# Sunday 03-21-2010 Ride @ Bigwoods ATV Park



## Muddy Brute Force (Dec 17, 2008)

Here is some pics of last Sunday's ride with me and a few friends @ Bigwoods ATV Park in Longs N.C. Hope everyone enjoy's.

BTW, this was the first real test of the 28" Zilla's. I had no problems and went just about anywhere I wanted to go.:rockn:


MIMB Member: Muddmonkey


Joe on his 660 Grizzly


Ting Ting on his Honda Forman


Me on my Brute 650


Me again


and again


and again


Me again, that was a nice little hole


Joe on his Grizzly again


Poor Ting Ting and his Honda...lol


Joe playing in the Mud Pit





Me playing in the Mud Pit





Round 2 in the Mud Pit


----------



## 05bforce750 (Jan 7, 2010)

nice pics and vids from a fellow NCer, What part of NC is that park located?


----------



## Muddy Brute Force (Dec 17, 2008)

It is in Longs NC, close to Shallotte, off of NC Hwy 904.


----------



## Polaris425 (Dec 16, 2004)

awesome :rockn: rockin the skynyrd!!! That first pic of you had me worried for just a second...


----------



## GWNBrute (Mar 4, 2009)

Nice pic's and vid's looks like alot of fun!!


----------



## 650Brute (Dec 18, 2008)

Nice......:rockn:


----------



## Eight (Mar 24, 2010)

Nice, looks like yall had a great time. Liken the blue brute.


----------



## Big D (Jun 23, 2009)

Sweet :rockn:


----------



## rhelms (Sep 18, 2009)

Nice pics. That second to last pic looks like the top lake, that pond sneaks up on ya huh. Ive been meaning to get down there, everyone I talk to says it is wetter thatn normal and thats hard to believe. Looks like yall had a good time.


----------



## Muddy Brute Force (Dec 17, 2008)

rhelms said:


> Nice pics. That second to last pic looks like the top lake, that pond sneaks up on ya huh.
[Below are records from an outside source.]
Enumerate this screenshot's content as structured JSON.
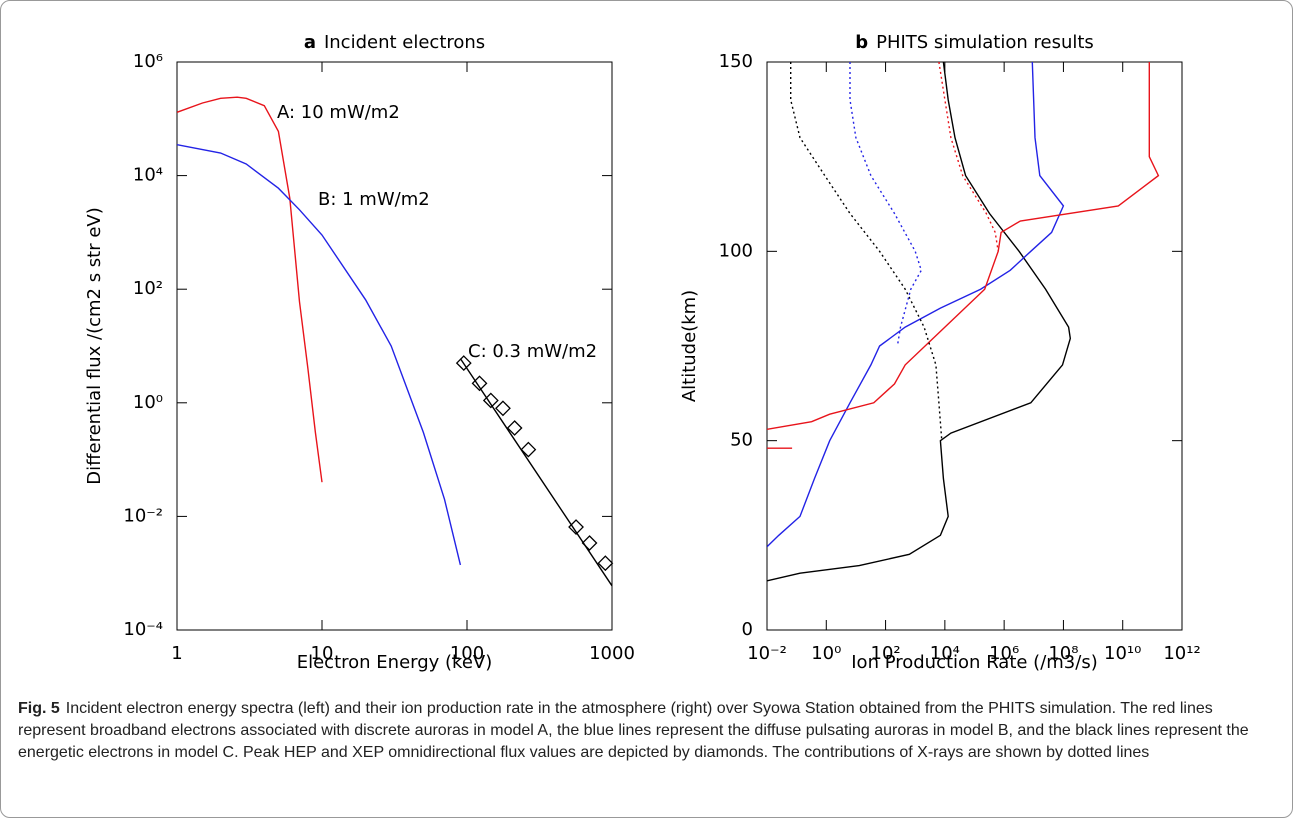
{
  "chart_data": [
    {
      "type": "line",
      "panel": "a",
      "title": "Incident electrons",
      "x_label": "Electron Energy (keV)",
      "y_label": "Differential flux /(cm2 s str eV)",
      "xscale": "log",
      "yscale": "log",
      "xlim": [
        1,
        1000
      ],
      "xticks": [
        1,
        10,
        100,
        1000
      ],
      "ylim": [
        0.0001,
        1000000
      ],
      "yticks": [
        {
          "value": 0.0001,
          "label": "10⁻⁴"
        },
        {
          "value": 0.01,
          "label": "10⁻²"
        },
        {
          "value": 1,
          "label": "10⁰"
        },
        {
          "value": 100,
          "label": "10²"
        },
        {
          "value": 10000,
          "label": "10⁴"
        },
        {
          "value": 1000000,
          "label": "10⁶"
        }
      ],
      "series": [
        {
          "label": "A: 10 mW/m2",
          "color": "#e8141b",
          "x": [
            1,
            1.5,
            2,
            2.6,
            3,
            4,
            5,
            6,
            7,
            8,
            9,
            10
          ],
          "values": [
            130000,
            190000,
            230000,
            240000,
            230000,
            170000,
            60000,
            4000,
            60,
            4,
            0.3,
            0.04
          ]
        },
        {
          "label": "B: 1 mW/m2",
          "color": "#2323e6",
          "x": [
            1,
            2,
            3,
            5,
            7,
            10,
            20,
            30,
            50,
            70,
            90
          ],
          "values": [
            35000,
            25000,
            16000,
            6000,
            2500,
            900,
            65,
            10,
            0.3,
            0.02,
            0.0014
          ]
        },
        {
          "label": "C: 0.3 mW/m2",
          "color": "#000000",
          "x": [
            90,
            1000
          ],
          "values": [
            6,
            0.0006
          ]
        },
        {
          "color": "#000000",
          "marker": "diamond",
          "x": [
            95,
            122,
            146,
            177,
            213,
            265,
            565,
            700,
            900
          ],
          "values": [
            5,
            2.2,
            1.1,
            0.8,
            0.36,
            0.15,
            0.0065,
            0.0034,
            0.0015
          ]
        }
      ]
    },
    {
      "type": "line",
      "panel": "b",
      "title": "PHITS simulation results",
      "x_label": "Ion Production Rate (/m3/s)",
      "y_label": "Altitude(km)",
      "xscale": "log",
      "yscale": "linear",
      "xlim": [
        0.01,
        1000000000000
      ],
      "xticks": [
        {
          "value": 0.01,
          "label": "10⁻²"
        },
        {
          "value": 1,
          "label": "10⁰"
        },
        {
          "value": 100,
          "label": "10²"
        },
        {
          "value": 10000,
          "label": "10⁴"
        },
        {
          "value": 1000000,
          "label": "10⁶"
        },
        {
          "value": 100000000,
          "label": "10⁸"
        },
        {
          "value": 10000000000,
          "label": "10¹⁰"
        },
        {
          "value": 1000000000000,
          "label": "10¹²"
        }
      ],
      "ylim": [
        0,
        150
      ],
      "yticks": [
        0,
        50,
        100,
        150
      ],
      "series": [
        {
          "color": "#000000",
          "x": [
            8900,
            13000,
            22000,
            50000,
            320000,
            3200000,
            25000000,
            150000000,
            170000000,
            93000000,
            7900000,
            16000,
            7100,
            8900,
            13000,
            7100,
            630,
            13,
            0.13,
            0.01
          ],
          "y": [
            150,
            140,
            130,
            120,
            110,
            100,
            90,
            80,
            77,
            70,
            60,
            52,
            50,
            40,
            30,
            25,
            20,
            17,
            15,
            13
          ]
        },
        {
          "color": "#2323e6",
          "x": [
            8900000,
            11000000,
            16000000,
            100000000,
            40000000,
            7900000,
            1600000,
            160000,
            7100,
            460,
            63,
            32,
            6.3,
            1.3,
            0.4,
            0.13,
            0.025,
            0.01
          ],
          "y": [
            150,
            130,
            120,
            112,
            105,
            100,
            95,
            90,
            85,
            80,
            75,
            70,
            60,
            50,
            40,
            30,
            25,
            22
          ]
        },
        {
          "color": "#e8141b",
          "x": [
            79000000000,
            79000000000,
            160000000000,
            7100000000,
            3500000,
            790000,
            630000,
            220000,
            10000,
            460,
            200,
            40,
            1.3,
            0.32,
            0.01,
            null,
            0.01,
            0.07
          ],
          "y": [
            150,
            125,
            120,
            112,
            108,
            105,
            100,
            90,
            80,
            70,
            65,
            60,
            57,
            55,
            53,
            null,
            48,
            48
          ]
        },
        {
          "color": "#000000",
          "dashed": true,
          "x": [
            0.063,
            0.063,
            0.13,
            0.89,
            6.3,
            63,
            460,
            2000,
            5000,
            6300,
            7900
          ],
          "y": [
            150,
            140,
            130,
            120,
            110,
            100,
            90,
            80,
            70,
            60,
            50
          ]
        },
        {
          "color": "#2323e6",
          "dashed": true,
          "x": [
            6.3,
            6.3,
            10,
            32,
            200,
            1000,
            1600,
            710,
            320,
            250
          ],
          "y": [
            150,
            140,
            130,
            120,
            110,
            100,
            95,
            90,
            80,
            75
          ]
        },
        {
          "color": "#e8141b",
          "dashed": true,
          "x": [
            6300,
            16000,
            40000,
            250000,
            500000,
            630000
          ],
          "y": [
            150,
            130,
            120,
            110,
            105,
            100
          ]
        }
      ]
    }
  ],
  "caption": {
    "label": "Fig. 5",
    "text": "Incident electron energy spectra (left) and their ion production rate in the atmosphere (right) over Syowa Station obtained from the PHITS simulation. The red lines represent broadband electrons associated with discrete auroras in model A, the blue lines represent the diffuse pulsating auroras in model B, and the black lines represent the energetic electrons in model C. Peak HEP and XEP omnidirectional flux values are depicted by diamonds. The contributions of X-rays are shown by dotted lines"
  }
}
Ive been meaning to get down there, everyone I talk to says it is wetter thatn normal and thats hard to believe. Looks like yall had a good time.


Yup, it is Top lake...and yes that part of the lake will sneak up on you as you see it did on Ting Ting...lol. I will admit, it was rather wet, but we still had a good time untill it statred raining hard.


----------



## snipe523 (Mar 19, 2009)

Looks like fun. How did your audio tube hold up after having one of the speakers under water?


----------



## Muddy Brute Force (Dec 17, 2008)

snipe523 said:


> Looks like fun. How did your audio tube hold up after having one of the speakers under water?


Not a problem. The speakers are Boss Marine speakers. Everything is sealed on the Audio Tube.


----------



## derk (Nov 24, 2009)

Nice, i'd like to make my way out there sometime to Bigwoods


----------



## rhelms (Sep 18, 2009)

Yeah it's usually a good time as long as you don't mind ALOT of water on the trails. I've heard as many good things about the place as bad things, just depends on who you ask. I usually have a good time unless I go with people who don't like water and then they B***H the whole time and you just can't have a good time then.


----------



## muddmonkey (Mar 19, 2009)

nice pix deenie man we had a great time at busco you need to post those vids and all from there get on it son and thats some good pics from the ride at bigwoods


----------



## muddmonkey (Mar 19, 2009)

rhelms you need to get up with us and ride to bigwoods we go down there alot i live only ab 5 miles from it i live in nakina actually now lol


----------